Maybe we, as Americans, need to re-think the images of us that our entertainment industry and media pushes out to the rest of the world. It's certainly got a hand in current problems between two religions that have more in common than they don't.

4 comments:

  1. Totally agree with your article how the world views the U.S.A. Holly -weird shows the life styles of many people in our country, we are all Rich (right, not), we drive fancy cars (beat up Olds), and everyone has money to blow (panhandlers showing up at Wal-Mart). These are things that no one sees cares to look at in movies. I also blame the Rag media and magazines with their flesh pushing models (female & male).

    It is totally understandable why Muslims don't want their wives and daughter looking like us. But it also frustrates you when Rich Muslim Men come to our country looking for the American life style to satisfy their sexual needs. Humm, who is the hypocrite here???

    ReplyDelete
  2. Notice that said "rich Muslim men" are usually of the radical ruling elite? Really points up the hypocrisy, considering that the moderates that need to start standing up for themselves and their beliefs are the ones who _don't_ come over here and get the real picture.
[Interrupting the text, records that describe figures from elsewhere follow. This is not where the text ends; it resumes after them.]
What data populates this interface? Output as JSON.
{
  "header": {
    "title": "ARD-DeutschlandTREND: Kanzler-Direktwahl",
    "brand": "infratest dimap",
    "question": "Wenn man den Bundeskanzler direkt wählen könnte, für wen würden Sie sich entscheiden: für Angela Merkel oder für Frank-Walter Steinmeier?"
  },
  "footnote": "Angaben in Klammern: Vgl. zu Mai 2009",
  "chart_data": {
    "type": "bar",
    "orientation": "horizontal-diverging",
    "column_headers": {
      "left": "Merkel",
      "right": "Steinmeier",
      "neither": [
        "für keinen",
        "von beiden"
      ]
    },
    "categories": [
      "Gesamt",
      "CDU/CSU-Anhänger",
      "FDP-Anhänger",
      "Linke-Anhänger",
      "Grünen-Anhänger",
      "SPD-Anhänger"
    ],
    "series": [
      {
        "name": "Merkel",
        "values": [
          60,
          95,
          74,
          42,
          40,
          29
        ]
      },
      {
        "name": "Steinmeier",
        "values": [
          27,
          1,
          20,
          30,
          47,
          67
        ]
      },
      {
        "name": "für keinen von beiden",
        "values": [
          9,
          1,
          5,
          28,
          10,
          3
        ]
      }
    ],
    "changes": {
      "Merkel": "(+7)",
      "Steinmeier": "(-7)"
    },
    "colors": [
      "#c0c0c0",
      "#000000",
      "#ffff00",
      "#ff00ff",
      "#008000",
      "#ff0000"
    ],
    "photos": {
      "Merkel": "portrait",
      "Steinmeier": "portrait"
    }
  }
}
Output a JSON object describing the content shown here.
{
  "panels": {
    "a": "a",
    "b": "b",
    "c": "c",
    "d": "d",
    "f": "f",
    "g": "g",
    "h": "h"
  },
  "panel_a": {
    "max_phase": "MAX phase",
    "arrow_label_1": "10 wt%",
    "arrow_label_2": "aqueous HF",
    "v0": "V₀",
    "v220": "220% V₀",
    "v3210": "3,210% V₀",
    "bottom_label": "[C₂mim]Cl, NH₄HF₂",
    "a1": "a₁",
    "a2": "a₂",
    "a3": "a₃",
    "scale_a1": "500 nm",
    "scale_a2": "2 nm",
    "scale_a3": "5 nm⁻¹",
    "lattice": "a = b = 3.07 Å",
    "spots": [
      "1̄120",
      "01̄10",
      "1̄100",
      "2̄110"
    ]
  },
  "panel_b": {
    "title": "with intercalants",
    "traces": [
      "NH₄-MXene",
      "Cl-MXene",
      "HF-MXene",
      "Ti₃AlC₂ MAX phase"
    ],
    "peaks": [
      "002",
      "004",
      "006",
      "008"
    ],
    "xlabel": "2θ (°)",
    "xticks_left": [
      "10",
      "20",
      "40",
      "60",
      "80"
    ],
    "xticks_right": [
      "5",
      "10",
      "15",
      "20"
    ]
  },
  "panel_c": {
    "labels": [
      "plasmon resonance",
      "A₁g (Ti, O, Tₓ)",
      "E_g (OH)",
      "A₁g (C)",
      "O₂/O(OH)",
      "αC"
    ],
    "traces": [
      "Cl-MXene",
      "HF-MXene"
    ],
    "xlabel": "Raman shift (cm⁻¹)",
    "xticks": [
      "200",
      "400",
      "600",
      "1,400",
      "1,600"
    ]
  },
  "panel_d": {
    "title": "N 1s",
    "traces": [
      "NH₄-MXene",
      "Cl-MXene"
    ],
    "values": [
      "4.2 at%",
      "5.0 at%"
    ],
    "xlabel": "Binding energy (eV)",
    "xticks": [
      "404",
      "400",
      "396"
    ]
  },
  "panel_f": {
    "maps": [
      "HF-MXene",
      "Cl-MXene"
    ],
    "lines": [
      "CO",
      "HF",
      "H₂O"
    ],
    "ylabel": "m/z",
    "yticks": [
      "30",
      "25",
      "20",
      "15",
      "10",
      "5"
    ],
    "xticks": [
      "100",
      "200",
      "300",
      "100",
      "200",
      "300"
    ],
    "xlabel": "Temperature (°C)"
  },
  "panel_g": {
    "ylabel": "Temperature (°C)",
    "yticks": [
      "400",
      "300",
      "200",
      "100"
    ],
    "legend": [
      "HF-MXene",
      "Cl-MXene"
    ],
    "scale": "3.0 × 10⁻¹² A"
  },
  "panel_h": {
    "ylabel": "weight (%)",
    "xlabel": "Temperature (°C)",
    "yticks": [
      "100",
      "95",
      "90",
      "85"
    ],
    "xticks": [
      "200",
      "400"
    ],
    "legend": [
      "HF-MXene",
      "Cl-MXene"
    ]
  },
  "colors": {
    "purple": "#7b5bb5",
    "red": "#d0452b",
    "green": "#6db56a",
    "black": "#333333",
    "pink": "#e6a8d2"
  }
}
    At least, they don't unless they're running over here for safety from the radical ruling elite.

    -h

    ReplyDelete
  3. True, but those fleeing here have already figured out that their "uber righteous" leaders have been lying to them anyway.


    The Sibling

    ReplyDelete
  4. Very true, Sib. They do realize it to a certain extent, but they're not the ones who can fight and rescue their religion from the radical segments that control it--there's not much they can do from over here.

    And even they are surprised by how conservative and religious most of America truly is--once they get out of the cities.

    -h

    ReplyDelete

Sorry, folks. A hundred plus spam comments in an hour equals moderation on older posts, so until further notice...you're gonna have to wait for your comments to be approved before they show up.